И Каракалла, которого философ успел убедить в том, что если Александр, может быть, и говорил неосторожные и заслуживающие порицания речи, то ни в каком случае он не мог быть автором тех оскорбительных стихов, которые были найдены под веревкою в Серапеуме, стал вторить похвалам знатока в искусстве и пожелал увидеть художника и его сестру.
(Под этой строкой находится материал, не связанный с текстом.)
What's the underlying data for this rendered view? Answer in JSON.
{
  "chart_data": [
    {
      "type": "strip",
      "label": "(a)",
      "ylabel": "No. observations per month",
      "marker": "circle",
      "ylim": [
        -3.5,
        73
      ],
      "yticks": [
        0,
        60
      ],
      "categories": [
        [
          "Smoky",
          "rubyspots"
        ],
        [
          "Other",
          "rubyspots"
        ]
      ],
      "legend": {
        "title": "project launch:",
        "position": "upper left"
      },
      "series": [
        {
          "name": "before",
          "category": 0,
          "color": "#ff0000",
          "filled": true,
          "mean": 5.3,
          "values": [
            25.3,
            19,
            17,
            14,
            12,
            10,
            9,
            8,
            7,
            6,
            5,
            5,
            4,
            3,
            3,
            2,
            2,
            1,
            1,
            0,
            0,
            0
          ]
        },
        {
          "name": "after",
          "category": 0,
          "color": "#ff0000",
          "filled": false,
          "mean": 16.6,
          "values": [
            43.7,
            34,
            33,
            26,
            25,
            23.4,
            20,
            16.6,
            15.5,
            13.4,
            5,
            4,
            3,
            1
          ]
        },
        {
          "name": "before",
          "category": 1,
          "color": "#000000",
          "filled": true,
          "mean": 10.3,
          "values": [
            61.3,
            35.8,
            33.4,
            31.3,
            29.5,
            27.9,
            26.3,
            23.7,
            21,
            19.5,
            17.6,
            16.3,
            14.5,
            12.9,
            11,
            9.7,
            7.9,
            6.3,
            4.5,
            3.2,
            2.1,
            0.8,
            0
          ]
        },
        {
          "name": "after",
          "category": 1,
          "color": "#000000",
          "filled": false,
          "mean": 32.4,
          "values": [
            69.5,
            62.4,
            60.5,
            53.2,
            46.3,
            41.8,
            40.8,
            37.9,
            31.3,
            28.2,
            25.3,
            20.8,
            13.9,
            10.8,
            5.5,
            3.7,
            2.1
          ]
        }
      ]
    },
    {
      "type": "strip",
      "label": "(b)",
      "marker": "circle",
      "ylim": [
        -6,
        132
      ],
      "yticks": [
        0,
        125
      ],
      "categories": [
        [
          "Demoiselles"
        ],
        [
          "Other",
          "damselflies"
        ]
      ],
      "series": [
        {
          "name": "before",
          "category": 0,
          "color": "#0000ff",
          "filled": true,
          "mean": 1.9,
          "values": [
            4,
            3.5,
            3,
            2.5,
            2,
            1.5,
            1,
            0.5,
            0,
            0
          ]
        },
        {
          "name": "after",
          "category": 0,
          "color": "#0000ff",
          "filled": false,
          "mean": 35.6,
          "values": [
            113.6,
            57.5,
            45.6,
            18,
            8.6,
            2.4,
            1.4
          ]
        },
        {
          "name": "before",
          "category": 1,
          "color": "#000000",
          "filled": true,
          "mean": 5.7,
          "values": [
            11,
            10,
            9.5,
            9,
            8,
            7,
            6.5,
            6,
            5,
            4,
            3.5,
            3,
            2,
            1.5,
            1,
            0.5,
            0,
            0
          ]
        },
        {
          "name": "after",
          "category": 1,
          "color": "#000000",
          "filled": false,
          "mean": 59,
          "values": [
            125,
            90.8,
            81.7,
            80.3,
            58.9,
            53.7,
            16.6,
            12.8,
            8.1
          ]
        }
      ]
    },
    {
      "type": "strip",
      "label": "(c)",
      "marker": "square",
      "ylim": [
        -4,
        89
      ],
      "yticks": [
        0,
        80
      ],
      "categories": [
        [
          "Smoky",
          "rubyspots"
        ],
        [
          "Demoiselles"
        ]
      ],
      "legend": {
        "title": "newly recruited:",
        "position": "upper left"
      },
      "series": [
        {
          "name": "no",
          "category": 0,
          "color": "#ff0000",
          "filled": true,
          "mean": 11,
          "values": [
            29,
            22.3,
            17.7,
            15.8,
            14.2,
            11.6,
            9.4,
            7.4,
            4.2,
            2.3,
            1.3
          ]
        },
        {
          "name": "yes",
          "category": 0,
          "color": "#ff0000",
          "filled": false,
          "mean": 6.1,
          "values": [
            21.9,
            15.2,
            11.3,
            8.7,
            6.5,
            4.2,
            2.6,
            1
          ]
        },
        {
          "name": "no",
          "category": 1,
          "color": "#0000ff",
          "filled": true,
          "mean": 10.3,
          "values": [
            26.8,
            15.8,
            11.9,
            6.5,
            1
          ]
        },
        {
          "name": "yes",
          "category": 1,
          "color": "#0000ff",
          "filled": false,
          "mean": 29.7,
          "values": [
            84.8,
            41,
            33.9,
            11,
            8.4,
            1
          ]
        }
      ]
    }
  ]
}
Сегодня утром, когда он встал с постели, ему было сообщено, что планеты, над которыми в прошлую ночь делались для него наблюдения в обсерватории Серапеума, обещают ему в очень скором времени счастье и радость. Он сам был хорошо знаком с астрологией, и главный астролог храма показал ему, как особенно благоприятно расположено созвездие, которое привело его, астролога, к этому предсказанию. Феб-Аполлон явился ему во сне; сегодня утром одна жертва за другою представляли благоприятные предзнаменования; и прежде чем император отпустил Филострата, чтобы тот позвал Мелиссу, он сказал:
– Странно! Самое лучшее всегда является мне в пасмурную погоду. Как ярко сияло солнце при моей свадьбе с этою противной Плаутиллой! Напротив того, почти при всех моих победах шел дождь, и при страшном ливне оракул подтвердил, что душа Великого Александра избрала это тело, терзаемое тяжкими муками, чтобы довести до конца свое слишком рано прерванное земное существование. Было ли это случайным совпадением? Феб-Аполлон, любимый бог твой и твоего мудреца из Тианы, может быть, сердился на меня; он, который сам подверг себя очищению от кровавой вины после умерщвления им Пифона, грешный бог. Я буду держаться его, как благородный герой в твоей книге. Сегодня утром бог снова приблизился ко мне, и теперь я велю убить для него жертву, какой ему еще не приносил никто. Одобряешь ли это ты, порицатель, которому так трудно угодить?
– Больше, чем одобряю, Бассиан, – отвечал философ. – Только вспомни, что, по учению Аполлония, жертва становится действительною только вследствие чувства, с которым она принесена!